- Directed by: Jennifer Gelfer
- Written by: James Patrick Nelson
- Starring: Eden Epstein John Buffalo Mailer Ciaran Byrne
- Release date: August 16, 2019;
- Running time: 77 minutes
- Country: United States
- Language: English

= The Second Sun =

The Second Sun is a 2019 American drama film written by James Patrick Nelson, directed by Jennifer Gelfer and starring Eden Epstein, John Buffalo Mailer and Ciaran Byrne.

==Cast==
- Eden Epstein as Joy
- John Buffalo Mailer as Max
- Ciaran Byrne as Joe

==Release==
The film was released on VOD on August 16, 2019.

==Reception==
The film has a 0% rating on Rotten Tomatoes based on five reviews.

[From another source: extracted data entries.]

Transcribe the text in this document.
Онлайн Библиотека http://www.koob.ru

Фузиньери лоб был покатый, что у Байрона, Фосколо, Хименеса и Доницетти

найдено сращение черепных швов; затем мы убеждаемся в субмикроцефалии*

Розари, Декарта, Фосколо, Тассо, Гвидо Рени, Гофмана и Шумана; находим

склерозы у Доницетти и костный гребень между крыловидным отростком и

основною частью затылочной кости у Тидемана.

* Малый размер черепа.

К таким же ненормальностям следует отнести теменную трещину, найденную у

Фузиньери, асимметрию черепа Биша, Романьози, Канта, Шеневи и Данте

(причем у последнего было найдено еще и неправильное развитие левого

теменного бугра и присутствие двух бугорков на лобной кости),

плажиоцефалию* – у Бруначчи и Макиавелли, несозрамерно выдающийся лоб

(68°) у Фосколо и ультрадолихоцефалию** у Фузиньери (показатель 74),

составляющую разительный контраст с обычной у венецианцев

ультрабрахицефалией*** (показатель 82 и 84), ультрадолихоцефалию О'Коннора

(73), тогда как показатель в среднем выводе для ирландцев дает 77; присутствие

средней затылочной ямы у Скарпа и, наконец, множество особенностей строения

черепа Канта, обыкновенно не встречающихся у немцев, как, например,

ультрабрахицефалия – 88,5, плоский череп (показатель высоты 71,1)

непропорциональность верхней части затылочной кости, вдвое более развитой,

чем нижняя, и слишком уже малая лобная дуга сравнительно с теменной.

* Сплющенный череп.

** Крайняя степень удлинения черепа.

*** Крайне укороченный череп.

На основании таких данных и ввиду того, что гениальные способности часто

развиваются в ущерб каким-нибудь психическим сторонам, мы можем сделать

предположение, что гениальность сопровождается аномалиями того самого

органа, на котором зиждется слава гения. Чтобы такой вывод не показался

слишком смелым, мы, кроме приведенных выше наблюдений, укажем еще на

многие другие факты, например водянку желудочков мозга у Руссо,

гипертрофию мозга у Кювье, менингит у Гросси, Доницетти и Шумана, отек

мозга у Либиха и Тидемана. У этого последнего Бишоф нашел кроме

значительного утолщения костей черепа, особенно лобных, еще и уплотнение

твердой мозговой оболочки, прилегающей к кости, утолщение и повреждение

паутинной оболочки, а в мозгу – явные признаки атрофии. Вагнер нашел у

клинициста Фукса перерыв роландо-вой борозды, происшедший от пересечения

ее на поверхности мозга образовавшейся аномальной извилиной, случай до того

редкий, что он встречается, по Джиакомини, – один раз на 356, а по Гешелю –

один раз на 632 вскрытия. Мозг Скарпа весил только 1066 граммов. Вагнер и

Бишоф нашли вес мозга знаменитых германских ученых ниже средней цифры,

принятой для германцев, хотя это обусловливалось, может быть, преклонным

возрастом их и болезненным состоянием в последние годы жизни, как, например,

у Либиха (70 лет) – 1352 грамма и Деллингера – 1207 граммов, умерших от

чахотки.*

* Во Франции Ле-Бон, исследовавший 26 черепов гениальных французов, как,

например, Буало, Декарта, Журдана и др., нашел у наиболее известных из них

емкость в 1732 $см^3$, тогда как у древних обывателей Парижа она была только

Gary Goldstein of the Los Angeles Times gave the film a negative review and wrote, "Save Mailer’s pushy “New Yawk” accent, the leads do what they can with their unconvincing characters and the rusty plot, but it’s a hopeless effort. Nice opening title sequence though."

Alex Saveliev of Film Threat rated the film a five out of ten and wrote, "Perhaps The Second Sun would have functioned better on stage. There’s a shred of melancholy permeating the otherwise-glossy narrative that may be more palpable when experienced live, without the celluloid barrier."